このように接客において徹底的に共感力を高める練習を繰り返したことにより、スタッフの接客力はみるみる上がり、また合わせて売上げも上がるようになりました。
この共感をベースとした接客方法を「共感接客力」と名付け、今では多くのスタッフの皆様の接客力アップのお手伝いをさせていただくようになりました。
接客現場や接客ロールプレイングコンテストなどを見ていて、優秀なスタッフに見られる共通点は「共感力」であるのは間違いないのですが、弊社が考える共感力をさらに進んだ形で体現されている方々もいらっしゃいます。
その方々は共感を2種類に分けて、バランスよく使い分けています。

2種類の「共感」

  • Cognitive empathy
    認知的共感

    1つ目は、お客さまの置かれている状況を理解しようとする力です。これは感情心理学において「認知的共感」といいます。
    例えば、お客さまが上司の自宅に手土産を持って行くという状況において「上司との関係はどうなんだろう?」「上司の奥様もいるのかな?」「お子さまは?」とお客さまの立場になって考え、状況を理解しようとします。「頭による知的理解」などとも言います。

  • Affect empathy
    情動的共感

    2つ目は、置かれている状況を踏まえ、お客さまの感情を自分のように感じる力です。これは「情動的共感」といいます。
    お客さま上司に手土産を持って行くにあたって「ドキドキしている!」「喜んでもらいたい!」「驚かせたい!」というように、お客さまの感情を代弁したりします。「心による情的理解」などとも言います。

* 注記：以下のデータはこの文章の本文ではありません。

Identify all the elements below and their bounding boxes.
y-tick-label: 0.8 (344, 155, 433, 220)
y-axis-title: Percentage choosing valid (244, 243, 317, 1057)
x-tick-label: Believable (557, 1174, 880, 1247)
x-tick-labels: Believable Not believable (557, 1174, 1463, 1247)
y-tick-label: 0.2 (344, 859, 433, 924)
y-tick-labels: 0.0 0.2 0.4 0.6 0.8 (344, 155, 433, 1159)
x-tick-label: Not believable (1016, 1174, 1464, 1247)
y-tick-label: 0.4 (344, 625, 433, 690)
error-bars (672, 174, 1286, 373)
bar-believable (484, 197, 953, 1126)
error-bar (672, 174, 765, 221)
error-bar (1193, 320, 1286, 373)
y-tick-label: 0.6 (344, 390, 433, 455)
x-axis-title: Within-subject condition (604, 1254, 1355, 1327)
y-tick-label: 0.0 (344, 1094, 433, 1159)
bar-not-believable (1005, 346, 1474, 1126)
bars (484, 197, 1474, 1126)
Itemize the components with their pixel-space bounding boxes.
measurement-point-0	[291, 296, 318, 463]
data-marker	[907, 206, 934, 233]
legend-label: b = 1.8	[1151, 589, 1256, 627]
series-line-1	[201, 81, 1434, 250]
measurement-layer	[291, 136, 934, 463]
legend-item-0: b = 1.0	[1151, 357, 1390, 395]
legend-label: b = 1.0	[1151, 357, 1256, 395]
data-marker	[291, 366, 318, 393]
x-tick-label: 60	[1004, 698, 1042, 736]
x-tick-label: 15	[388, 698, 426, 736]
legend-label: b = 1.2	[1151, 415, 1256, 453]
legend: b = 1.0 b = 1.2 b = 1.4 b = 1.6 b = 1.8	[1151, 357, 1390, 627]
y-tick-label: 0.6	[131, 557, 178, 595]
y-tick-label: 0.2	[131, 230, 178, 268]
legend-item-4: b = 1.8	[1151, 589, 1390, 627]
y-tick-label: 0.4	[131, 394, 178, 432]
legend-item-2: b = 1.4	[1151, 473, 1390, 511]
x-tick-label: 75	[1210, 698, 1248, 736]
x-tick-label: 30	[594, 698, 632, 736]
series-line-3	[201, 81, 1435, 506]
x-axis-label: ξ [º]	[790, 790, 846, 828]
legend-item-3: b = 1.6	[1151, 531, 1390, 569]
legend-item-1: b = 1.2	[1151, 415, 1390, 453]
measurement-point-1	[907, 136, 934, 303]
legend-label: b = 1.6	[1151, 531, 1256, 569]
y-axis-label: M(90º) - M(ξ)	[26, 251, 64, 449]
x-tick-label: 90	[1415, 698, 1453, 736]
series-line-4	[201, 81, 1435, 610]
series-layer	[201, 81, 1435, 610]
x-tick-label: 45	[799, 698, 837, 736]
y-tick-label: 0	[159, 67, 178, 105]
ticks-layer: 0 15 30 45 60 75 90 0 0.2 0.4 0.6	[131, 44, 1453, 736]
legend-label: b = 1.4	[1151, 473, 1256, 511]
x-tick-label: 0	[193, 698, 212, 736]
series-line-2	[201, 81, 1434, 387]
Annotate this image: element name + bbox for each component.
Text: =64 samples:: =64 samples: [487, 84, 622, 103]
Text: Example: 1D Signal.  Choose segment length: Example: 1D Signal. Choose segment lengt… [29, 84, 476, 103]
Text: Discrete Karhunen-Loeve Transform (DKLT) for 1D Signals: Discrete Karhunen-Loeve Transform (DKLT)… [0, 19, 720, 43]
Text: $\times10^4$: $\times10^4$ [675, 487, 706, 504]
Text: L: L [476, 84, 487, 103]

私たちが一般的に「共感力」と聞いて思い浮かべるのは2つめの「情動的共感」の方だと思います。
弊社が長年接客や接客ロールプレイングを研究してきてたどり着いたのが、接客力の高いスタッフはこの2つの共感力のバランスがとてもよいことです。
もし、接客時の共感において、「認知的共感」ばかりだと、お客さまはなにか作為的なものを感じたりします。
一方、「情動的共感」ばかりだと、お客さまに対する理解不足で「自己中心的な共感」になり、「共に感じる」のではなく、自分だけが感情に浸ってしまっているような印象を受けます。
このように弊社は「共感力」を徹底的に研究し、接客に活かすトレーニングを理論と実践の両面から繰り返し実践してきました。

共感接客力の目指すところは「お客さまに愛され、喜ばれる接客」ができるようになることです。

最後に『共感力』(ダイヤモンド社)(ハーバード・ビジネスレビュー[EIシリーズ])の中で、脳科学者の中野信子氏がこのように書いています。

「私たちは、知能の高い人よりも共感力の高い人のほうに好感をもつ」

弊社は知識やテクニックに溺れることなく、これからも「共感力」を武器に、「好かれるスタッフになるため」に日々接客力向上に取り組んでまいります。